Rapidly produced flu vaccine may be safe, effective

A flu vaccine that is produced through faster methods may be as safe and effective as traditional flu vaccines, a new study has revealed.

Dr. Sharon Frey of the St. Louis University Medical School, told Reuters that traditional flu vaccines are produced by using chicken eggs to grow the virus, which is a slow process that makes speedy production during pandemics, like the 2009 swine flu outbreak, next to impossible.

Frey and colleagues recently tested the effectiveness of a flu vaccine made by Novartis called Optaflu. Optaflu, which has already been approved in Europe, is produced using dog kidney cells, according to Frey. To date, Optaflu has not been approved in the U.S.

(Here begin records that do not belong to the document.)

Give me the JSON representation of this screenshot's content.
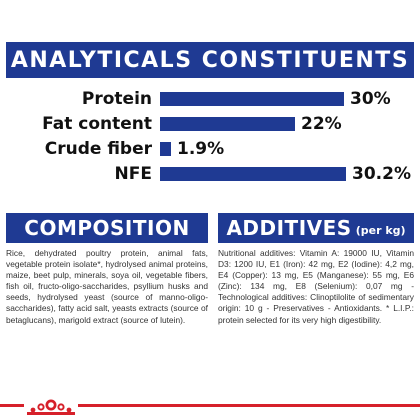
{
  "header": {
    "title": "ANALYTICALS CONSTITUENTS"
  },
  "constituents": [
    {
      "label": "Protein",
      "value": "30%",
      "fraction": 1.0
    },
    {
      "label": "Fat content",
      "value": "22%",
      "fraction": 0.733
    },
    {
      "label": "Crude fiber",
      "value": "1.9%",
      "fraction": 0.063
    },
    {
      "label": "NFE",
      "value": "30.2%",
      "fraction": 1.0
    }
  ],
  "composition": {
    "title": "COMPOSITION",
    "text": "Rice, dehydrated poultry protein, animal fats, vegetable protein isolate*, hydrolysed animal proteins, maize, beet pulp, minerals, soya oil, vegetable fibers, fish oil, fructo-oligo-saccharides, psyllium husks and seeds, hydrolysed yeast (source of manno-oligo-saccharides), fatty acid salt, yeasts extracts (source of betaglucans), marigold extract (source of lutein)."
  },
  "additives": {
    "title": "ADDITIVES",
    "subtitle": "(per kg)",
    "text": "Nutritional additives: Vitamin A: 19000 IU, Vitamin D3: 1200 IU, E1 (Iron): 42 mg, E2 (Iodine): 4,2 mg, E4 (Copper): 13 mg, E5 (Manganese): 55 mg, E6 (Zinc): 134 mg, E8 (Selenium): 0,07 mg - Technological additives: Clinoptilolite of sedimentary origin: 10 g - Preservatives - Antioxidants. * L.I.P.: protein selected for its very high digestibility."
  },
  "colors": {
    "navy": "#1f3a93",
    "red": "#d6202a"
  },
  "logo": {
    "icon": "royal-canin-crown-logo"
  }
}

Researchers tested the vaccine's effectiveness on 11,400 healthy adults under 50 years of age from the U.S., Finland and Poland, Reuters reports. Frey and colleagues randomly assigned the volunteers to receive the Optaflu vaccine, a standard egg-based flu shot or a placebo shot during the 2007-2008 flu season.

Frey reported the Optaflu vaccine was 84 percent effective against the three flu strains included in the shot as opposed to the conventional vaccine, which was only 78 percent effective.

The cell-based flu vaccine has other advantages in addition to more efficient production, Frey told Reuters, adding that it is safe for people with egg allergies. Frey also noted that Optaflu does not contain the preservative thimerosal, which some people erroneously believe is linked to autism.

Frey’s study was funded by Novartis.

Dr. David Bernstein, who wrote an editorial published with Frey’s study, told Reuters he was optimistic about the vaccine. He noted, however, that there will still be obstacles to overcome, including the general lack of experience in using the production system and the need to build expensive new manufacturing facilities.